Click here to see the ventilator in action

Milner said a colleague came up with the idea to use a windshield wiper motor during a brainstorming session, finding the units to be readily available, reliable and inexpensive. After consulting with a local mechanic to learn the ins and outs of the motor, the new element was put in place. The research team now is testing the device on a mannequin from UT’s Dell Medical School along with test lungs provided by UT Health San Antonio, school officials said.

After perfecting a prototype, university officials said the plan is to provide an open license to the design so that anyone can make their own low-cost, reliable ventilator. Researchers and a team from Dell Medical School now are in discussion with numerous manufacturing partners — with a goal of quickly producing at least 2,000 ventilators — officials said.

Update: Austin’s Unorthodox Ventures has committed to producing five prototype units for the team to stress test, university officials said.

Because the components of the device are regulated individually, Milner expressed hopes for approval in a matter of weeks rather than months. Buoying such hopes is a move by the U.S. Food and Drug Administration in issuing an Emergency Use Authorization protocol to speed up production of ventilators and other respiratory devices.

“Really, all we are doing is making what we would argue is a simple modification of how you push on the bag,” Milner noted.

Milner's team at UT-Austin includes Arnold Estrada, Scott Jenny, Nitesh Katta, Aydin Zahedivash, Tim Phillips and Austin McElroy. Numerous medical doctors are also contributing to the project, including Dr. Paul Harford from Dell Medical School, and Drs.

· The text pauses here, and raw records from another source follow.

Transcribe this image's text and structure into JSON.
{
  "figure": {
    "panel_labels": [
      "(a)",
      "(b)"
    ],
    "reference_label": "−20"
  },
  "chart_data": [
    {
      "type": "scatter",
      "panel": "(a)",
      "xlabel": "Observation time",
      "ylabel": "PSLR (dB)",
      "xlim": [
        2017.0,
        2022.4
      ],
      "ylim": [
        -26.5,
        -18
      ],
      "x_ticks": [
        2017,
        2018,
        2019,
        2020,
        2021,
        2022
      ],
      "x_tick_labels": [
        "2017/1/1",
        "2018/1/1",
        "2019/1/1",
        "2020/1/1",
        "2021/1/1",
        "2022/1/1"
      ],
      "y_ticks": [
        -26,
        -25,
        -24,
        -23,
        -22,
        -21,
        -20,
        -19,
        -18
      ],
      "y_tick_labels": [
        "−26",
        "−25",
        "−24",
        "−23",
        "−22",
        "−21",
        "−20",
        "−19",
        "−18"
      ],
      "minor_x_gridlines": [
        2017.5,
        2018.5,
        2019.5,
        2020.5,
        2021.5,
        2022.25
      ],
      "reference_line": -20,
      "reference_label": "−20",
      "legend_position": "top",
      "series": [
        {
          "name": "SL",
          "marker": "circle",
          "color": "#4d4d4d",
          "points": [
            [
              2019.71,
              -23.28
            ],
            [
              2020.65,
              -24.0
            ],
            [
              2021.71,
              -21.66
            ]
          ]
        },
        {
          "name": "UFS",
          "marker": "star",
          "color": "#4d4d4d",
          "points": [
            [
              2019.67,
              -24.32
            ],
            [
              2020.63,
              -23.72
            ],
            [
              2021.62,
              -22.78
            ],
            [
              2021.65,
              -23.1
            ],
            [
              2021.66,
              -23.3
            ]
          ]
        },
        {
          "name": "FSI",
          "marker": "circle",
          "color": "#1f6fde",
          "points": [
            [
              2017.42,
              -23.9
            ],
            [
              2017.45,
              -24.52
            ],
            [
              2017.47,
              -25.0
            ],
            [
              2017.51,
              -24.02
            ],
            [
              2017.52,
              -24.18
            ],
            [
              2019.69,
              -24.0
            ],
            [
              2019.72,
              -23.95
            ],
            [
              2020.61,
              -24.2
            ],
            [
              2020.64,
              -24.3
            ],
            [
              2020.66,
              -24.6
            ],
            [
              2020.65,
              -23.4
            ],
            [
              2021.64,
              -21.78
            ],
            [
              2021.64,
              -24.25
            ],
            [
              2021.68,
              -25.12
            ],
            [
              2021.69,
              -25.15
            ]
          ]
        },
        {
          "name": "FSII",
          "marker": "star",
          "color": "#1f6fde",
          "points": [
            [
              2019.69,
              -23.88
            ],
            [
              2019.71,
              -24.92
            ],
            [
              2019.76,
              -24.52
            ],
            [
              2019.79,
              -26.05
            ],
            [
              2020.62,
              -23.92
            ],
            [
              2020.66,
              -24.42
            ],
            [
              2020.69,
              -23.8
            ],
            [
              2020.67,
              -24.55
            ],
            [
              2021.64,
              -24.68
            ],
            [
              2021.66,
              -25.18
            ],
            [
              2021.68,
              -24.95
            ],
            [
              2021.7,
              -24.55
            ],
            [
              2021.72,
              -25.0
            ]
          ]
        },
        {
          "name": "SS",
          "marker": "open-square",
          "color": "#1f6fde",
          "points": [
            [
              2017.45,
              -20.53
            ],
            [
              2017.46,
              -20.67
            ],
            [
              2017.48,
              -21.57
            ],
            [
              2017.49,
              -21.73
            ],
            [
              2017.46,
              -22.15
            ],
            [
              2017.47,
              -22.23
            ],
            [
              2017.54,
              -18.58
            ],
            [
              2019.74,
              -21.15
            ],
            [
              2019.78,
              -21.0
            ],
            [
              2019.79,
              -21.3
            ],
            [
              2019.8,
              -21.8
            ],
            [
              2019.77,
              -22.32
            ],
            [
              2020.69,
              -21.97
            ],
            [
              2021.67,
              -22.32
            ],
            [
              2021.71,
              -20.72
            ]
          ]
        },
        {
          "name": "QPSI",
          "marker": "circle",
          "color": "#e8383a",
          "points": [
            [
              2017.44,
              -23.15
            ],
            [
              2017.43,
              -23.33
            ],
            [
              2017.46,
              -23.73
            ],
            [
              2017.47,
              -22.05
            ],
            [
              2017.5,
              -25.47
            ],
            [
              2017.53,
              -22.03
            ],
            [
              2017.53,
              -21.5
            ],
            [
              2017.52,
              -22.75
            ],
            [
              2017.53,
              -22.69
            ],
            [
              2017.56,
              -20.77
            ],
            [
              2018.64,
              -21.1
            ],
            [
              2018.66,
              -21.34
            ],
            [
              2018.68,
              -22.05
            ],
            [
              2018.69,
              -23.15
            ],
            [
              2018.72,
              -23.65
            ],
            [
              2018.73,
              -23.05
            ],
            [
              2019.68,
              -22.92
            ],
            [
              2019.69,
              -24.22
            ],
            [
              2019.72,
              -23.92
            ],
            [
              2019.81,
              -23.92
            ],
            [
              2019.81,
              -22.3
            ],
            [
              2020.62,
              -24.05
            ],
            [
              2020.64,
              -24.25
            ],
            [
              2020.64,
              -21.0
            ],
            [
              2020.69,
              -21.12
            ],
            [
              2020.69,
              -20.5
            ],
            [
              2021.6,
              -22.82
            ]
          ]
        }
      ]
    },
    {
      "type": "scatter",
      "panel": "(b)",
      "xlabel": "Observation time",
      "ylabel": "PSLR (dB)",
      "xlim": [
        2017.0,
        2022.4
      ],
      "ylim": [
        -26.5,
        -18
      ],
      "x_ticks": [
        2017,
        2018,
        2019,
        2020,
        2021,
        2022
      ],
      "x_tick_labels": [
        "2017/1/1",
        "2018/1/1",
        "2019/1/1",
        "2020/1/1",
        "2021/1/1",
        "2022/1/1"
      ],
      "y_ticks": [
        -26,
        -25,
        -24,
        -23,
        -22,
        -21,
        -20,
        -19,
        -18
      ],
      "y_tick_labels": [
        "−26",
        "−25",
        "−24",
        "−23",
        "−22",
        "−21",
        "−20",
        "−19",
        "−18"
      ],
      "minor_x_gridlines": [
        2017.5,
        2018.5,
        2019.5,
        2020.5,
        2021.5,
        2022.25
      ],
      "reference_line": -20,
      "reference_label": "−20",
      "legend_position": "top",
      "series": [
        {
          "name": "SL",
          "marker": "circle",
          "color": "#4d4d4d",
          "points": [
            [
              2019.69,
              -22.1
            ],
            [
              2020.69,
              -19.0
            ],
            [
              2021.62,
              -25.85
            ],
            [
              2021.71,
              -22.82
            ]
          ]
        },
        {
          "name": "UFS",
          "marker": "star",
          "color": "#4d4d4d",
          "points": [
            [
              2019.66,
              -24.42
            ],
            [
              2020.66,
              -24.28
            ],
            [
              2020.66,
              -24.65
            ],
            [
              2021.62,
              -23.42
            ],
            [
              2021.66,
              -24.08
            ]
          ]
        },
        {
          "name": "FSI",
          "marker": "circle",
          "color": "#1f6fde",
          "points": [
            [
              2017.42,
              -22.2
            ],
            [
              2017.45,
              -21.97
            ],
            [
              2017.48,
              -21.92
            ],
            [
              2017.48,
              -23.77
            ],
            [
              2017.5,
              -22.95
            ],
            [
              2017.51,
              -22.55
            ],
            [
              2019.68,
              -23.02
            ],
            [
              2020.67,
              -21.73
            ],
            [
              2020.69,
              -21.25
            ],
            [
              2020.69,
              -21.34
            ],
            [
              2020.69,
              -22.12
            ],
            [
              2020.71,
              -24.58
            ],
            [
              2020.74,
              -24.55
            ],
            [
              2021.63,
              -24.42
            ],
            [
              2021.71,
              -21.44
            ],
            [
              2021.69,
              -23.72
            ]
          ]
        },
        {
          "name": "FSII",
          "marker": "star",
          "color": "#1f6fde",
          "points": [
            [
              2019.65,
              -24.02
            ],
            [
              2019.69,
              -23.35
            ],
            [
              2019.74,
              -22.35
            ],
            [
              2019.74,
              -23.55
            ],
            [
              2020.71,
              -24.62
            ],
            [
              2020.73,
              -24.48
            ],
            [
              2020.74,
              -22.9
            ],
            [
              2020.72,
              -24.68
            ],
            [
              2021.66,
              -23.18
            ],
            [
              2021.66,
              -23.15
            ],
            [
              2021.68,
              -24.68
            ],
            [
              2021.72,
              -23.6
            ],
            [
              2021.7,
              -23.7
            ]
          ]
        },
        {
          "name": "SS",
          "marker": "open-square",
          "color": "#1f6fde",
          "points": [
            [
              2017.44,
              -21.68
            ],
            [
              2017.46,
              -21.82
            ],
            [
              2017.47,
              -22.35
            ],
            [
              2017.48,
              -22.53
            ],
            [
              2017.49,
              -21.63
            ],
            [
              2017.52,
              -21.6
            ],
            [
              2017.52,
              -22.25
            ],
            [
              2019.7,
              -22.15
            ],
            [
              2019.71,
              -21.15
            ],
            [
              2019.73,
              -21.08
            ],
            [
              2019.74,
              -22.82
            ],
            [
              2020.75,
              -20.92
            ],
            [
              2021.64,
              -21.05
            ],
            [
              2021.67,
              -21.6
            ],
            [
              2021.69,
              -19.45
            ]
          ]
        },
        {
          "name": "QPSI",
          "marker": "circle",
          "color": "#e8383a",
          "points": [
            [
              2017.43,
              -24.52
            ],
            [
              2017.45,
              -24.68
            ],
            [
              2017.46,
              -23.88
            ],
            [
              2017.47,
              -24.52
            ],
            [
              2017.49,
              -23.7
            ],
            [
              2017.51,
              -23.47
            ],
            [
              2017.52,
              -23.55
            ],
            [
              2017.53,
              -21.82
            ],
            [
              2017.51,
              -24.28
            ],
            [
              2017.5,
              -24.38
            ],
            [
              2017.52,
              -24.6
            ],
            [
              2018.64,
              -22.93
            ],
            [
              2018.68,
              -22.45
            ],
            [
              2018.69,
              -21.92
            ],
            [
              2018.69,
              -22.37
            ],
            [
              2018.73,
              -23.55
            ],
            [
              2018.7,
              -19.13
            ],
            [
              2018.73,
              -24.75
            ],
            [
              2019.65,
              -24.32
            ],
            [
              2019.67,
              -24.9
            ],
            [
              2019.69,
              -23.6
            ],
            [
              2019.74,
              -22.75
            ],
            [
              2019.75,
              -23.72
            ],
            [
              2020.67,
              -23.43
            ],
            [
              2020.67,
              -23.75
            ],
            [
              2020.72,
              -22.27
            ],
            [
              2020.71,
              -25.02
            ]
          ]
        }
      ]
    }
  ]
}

Stephen Derdak and Marc Feldman and respiratory therapist Richard Wettstein, all from UT Health San Antonio. The group is part of a Bridge Ventilator Consortium, headed by Dr. Brian Wong, assistant chair of the Department of Otolaryngology in the School of Medicine at the University of California, Irvine, that aims to produce alternative ventilators amid a nationwide shortage.

Milner pointed to impressive efforts across the nation's academic landscape in quickly pivoting to COVID-19 projects after most research was shut down by the pandemic — a work stoppage not unlike that affecting commerce in Texas and well beyond in efforts to practice physical distancing to avert potential illness spread. Milner noted another recent effort related to the pandemic that emerged from the University of Minnesota last week, when a cardiac anesthesiologist went “full-on MacGyver,” building a ventilator prototype out of $150 worth of spare parts found in a medical device lab.